The legislation is in two parts: Requirement to Correct (RTC) and Failure to Correct (FTC).The RTC legislation offered a window in which corrections to non-compliance could be made which avoided the full impact of the new penalties. That window has now closed although there are a few cases still active.
Going forward, the main concern of taxpayers will be the FTC legislation. Where taxpayers discover a failure in past compliance they will wish to consider how best to correct and disclose that failure. Where taxpayers only become aware of such a failure after being approached by HMRC, they will wish to consider how best to mitigate the consequences.
Discovering non-compliance
If non-compliance is discovered or suspected, some may be tempted to sit tight and hope HMRC do not discover it. This is a high risk strategy. In worst cases it can be treated as a criminal offence of deliberate tax evasion. Even if treated as a civil offence, the financial penalties can be enormous – up to 300% of tax due PLUS 10% of the value of the asset concerned, for example the investment portfolio or the property.
Consideration should also be given to the likelihood of the non-compliance coming to light. There is an ever-growing tide of information flowing in to tax authorities from initiatives such as Common Reporting Standards and identification of ultimate beneficial owners. There are powerful IT systems (such as HMRC’s CONNECT ) which can gather, transfer and analyse huge amounts of diverse information with a view to identifying potential noncompliance. Taxpayers who are approached by a tax authority are in a less advantageous position than those who approach the authority to make a voluntary disclosure.
Reasonable excuse
If the taxpayer in his approach to HMRC can argue that there is a “reasonable excuse” for the non-compliance then this will be a defence against penalties. While HMRC are reluctant to accept this defence, there is a large body of case law, some of which indicates that the courts can be convinced the defence is valid where HMRC cannot.

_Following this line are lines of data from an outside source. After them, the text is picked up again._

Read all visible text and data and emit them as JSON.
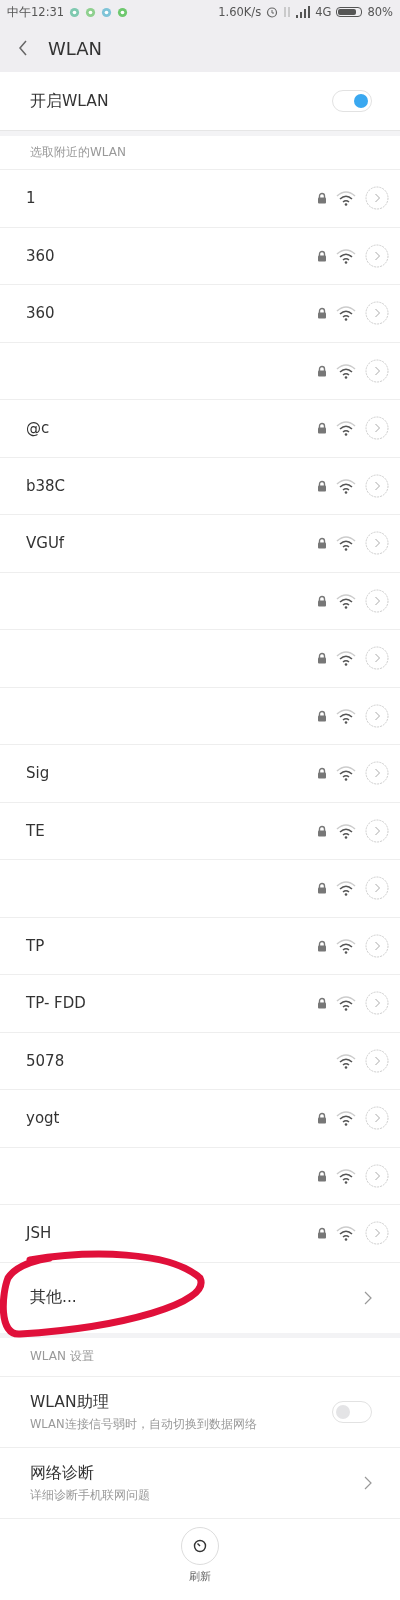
{
  "status_bar": {
    "time": "中午12:31",
    "speed": "1.60K/s",
    "network": "4G",
    "battery": "80%"
  },
  "header": {
    "title": "WLAN"
  },
  "wlan_switch": {
    "label": "开启WLAN",
    "on": true
  },
  "nearby": {
    "heading": "选取附近的WLAN",
    "networks": [
      {
        "name": "1",
        "locked": true
      },
      {
        "name": "360",
        "locked": true
      },
      {
        "name": "360",
        "locked": true
      },
      {
        "locked": true
      },
      {
        "name": "@c",
        "locked": true
      },
      {
        "name": "b38C",
        "locked": true
      },
      {
        "name": "VGUf",
        "locked": true
      },
      {
        "locked": true
      },
      {
        "locked": true
      },
      {
        "locked": true
      },
      {
        "name": "Sig",
        "locked": true
      },
      {
        "name": "TE",
        "locked": true
      },
      {
        "locked": true
      },
      {
        "name": "TP",
        "locked": true
      },
      {
        "name": "TP- FDD",
        "locked": true
      },
      {
        "name": "5078",
        "locked": false
      },
      {
        "name": "yogt",
        "locked": true
      },
      {
        "locked": true
      },
      {
        "name": "JSH",
        "locked": true
      }
    ],
    "other": "其他..."
  },
  "settings": {
    "heading": "WLAN 设置",
    "items": [
      {
        "kind": "toggle",
        "title": "WLAN助理",
        "subtitle": "WLAN连接信号弱时，自动切换到数据网络",
        "on": false
      },
      {
        "kind": "link",
        "title": "网络诊断",
        "subtitle": "详细诊断手机联网问题"
      }
    ]
  },
  "bottom": {
    "refresh": "刷新"
  }
}
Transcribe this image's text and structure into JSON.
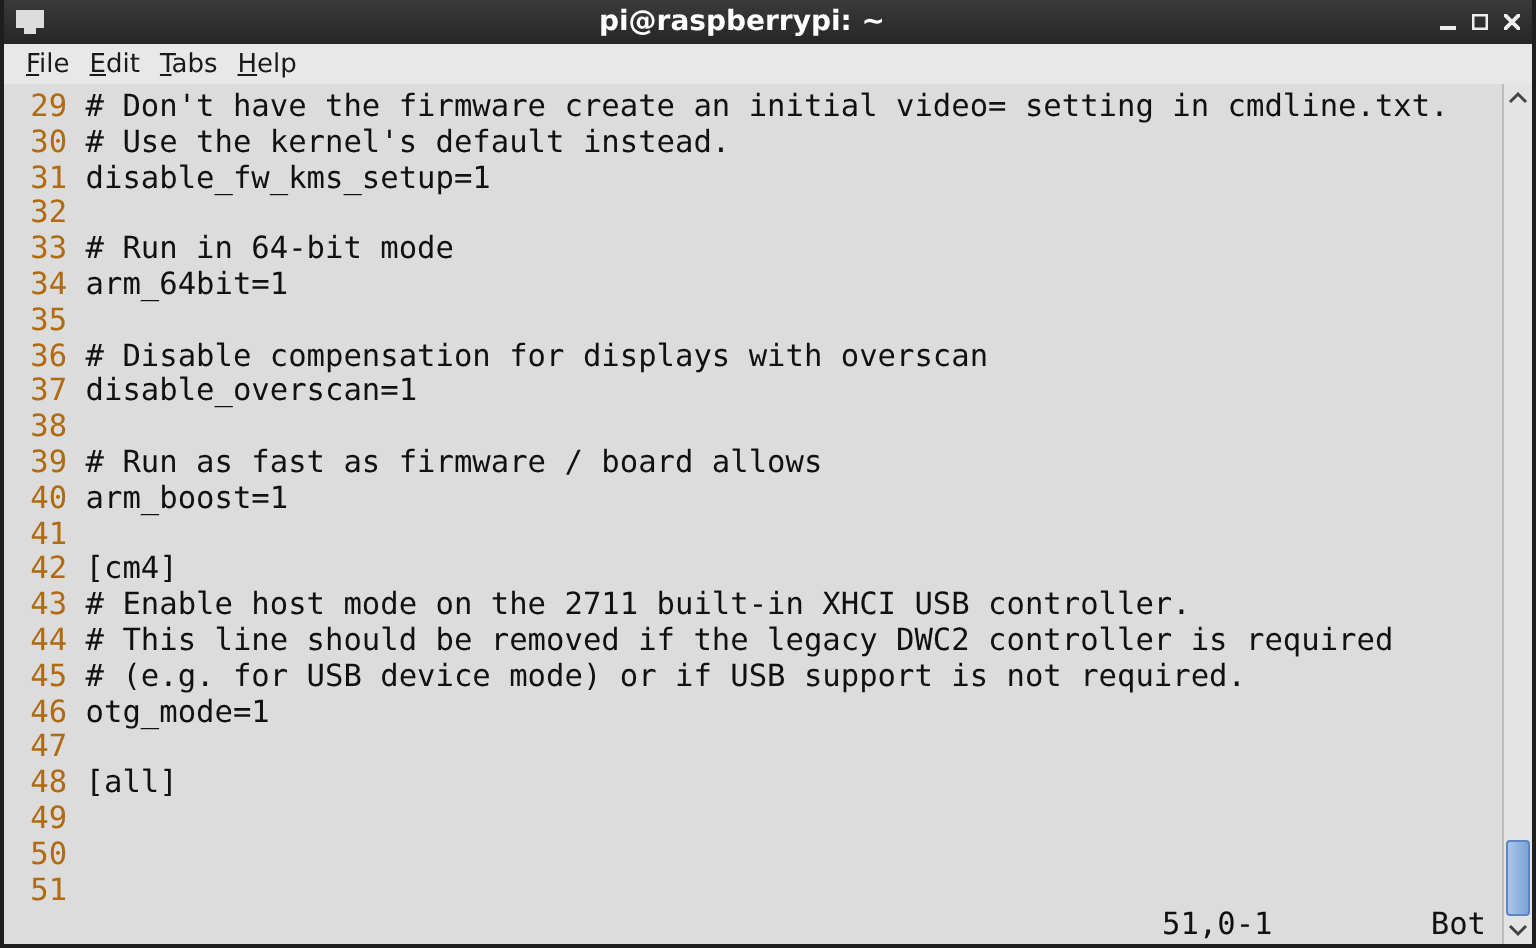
{
  "window": {
    "title": "pi@raspberrypi: ~"
  },
  "menu": [
    "File",
    "Edit",
    "Tabs",
    "Help"
  ],
  "lines": [
    {
      "number": "29",
      "text": "# Don't have the firmware create an initial video= setting in cmdline.txt."
    },
    {
      "number": "30",
      "text": "# Use the kernel's default instead."
    },
    {
      "number": "31",
      "text": "disable_fw_kms_setup=1"
    },
    {
      "number": "32"
    },
    {
      "number": "33",
      "text": "# Run in 64-bit mode"
    },
    {
      "number": "34",
      "text": "arm_64bit=1"
    },
    {
      "number": "35"
    },
    {
      "number": "36",
      "text": "# Disable compensation for displays with overscan"
    },
    {
      "number": "37",
      "text": "disable_overscan=1"
    },
    {
      "number": "38"
    },
    {
      "number": "39",
      "text": "# Run as fast as firmware / board allows"
    },
    {
      "number": "40",
      "text": "arm_boost=1"
    },
    {
      "number": "41"
    },
    {
      "number": "42",
      "text": "[cm4]"
    },
    {
      "number": "43",
      "text": "# Enable host mode on the 2711 built-in XHCI USB controller."
    },
    {
      "number": "44",
      "text": "# This line should be removed if the legacy DWC2 controller is required"
    },
    {
      "number": "45",
      "text": "# (e.g. for USB device mode) or if USB support is not required."
    },
    {
      "number": "46",
      "text": "otg_mode=1"
    },
    {
      "number": "47"
    },
    {
      "number": "48",
      "text": "[all]"
    },
    {
      "number": "49"
    },
    {
      "number": "50"
    },
    {
      "number": "51"
    }
  ],
  "status": {
    "position": "51,0-1",
    "scroll": "Bot"
  }
}
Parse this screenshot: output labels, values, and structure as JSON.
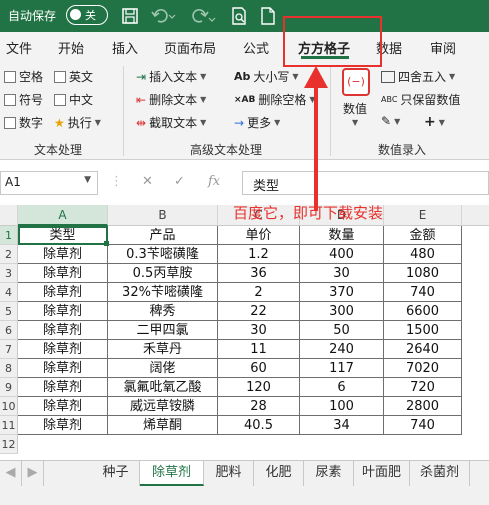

However the FTC legislation limits the scope to use this defence. A “reasonable excuse defence” often involves the taxpayer arguing that he followed professional advice and, as such, has a reasonable excuse for the actions he took. Under FTC legislation, advice from certain types of advisers cannot be accepted as a defence. This itself is likely to generate some interesting case law.
Penalties
As previously indicated, financial penalties can be enormous. The default penalty is 200% of the Potential Lost Revenue (PLR). The term PLR is used rather than the term “Tax” since the complexities of offshore tax can sometimes result in a debate about how the tax bill should be computed. Where there is such a debate, the legislation states that the computation should be done in a way which is “just and reasonable”. This simple principle is likely to raise some complex points.
Where HMRC believe assets have been moved between jurisdictions to facilitate the noncompliance, they can seek to increase the penalty by 50% (thus a 200% penalty will be increased to 300%). For the most serious cases, HMRC can levy a penalty of 10% of asset value. So if there has been a consistent failure to declare rental income on a property worth £1m, apart from penalties arising from the failure to pay tax on rent, HMRC can impose an additional penalty of £100,000. Apart from financial penalties, the legislation details criteria which will also allow HMRC to publish details of the taxpayer and thus cause reputational harm
Penalties may be mitigated by such factors as cooperation but, unless a reasonable excuse defence is successful, the MINIMUM penalty will be 100% of PLR.
The position of advisers
Where a taxpayer is subject to penalties, HMRC will consider whether any professional advisers involved (which could include accountants, lawyers, bankers, trustees) have in some way “enabled” the non-compliance. Such Enabling legislation was introduced in 2016 and is broadly drawn. It allows for the imposition of financial penalties (default penalty being 100% of tax). It also has provisions for reputational naming and shaming.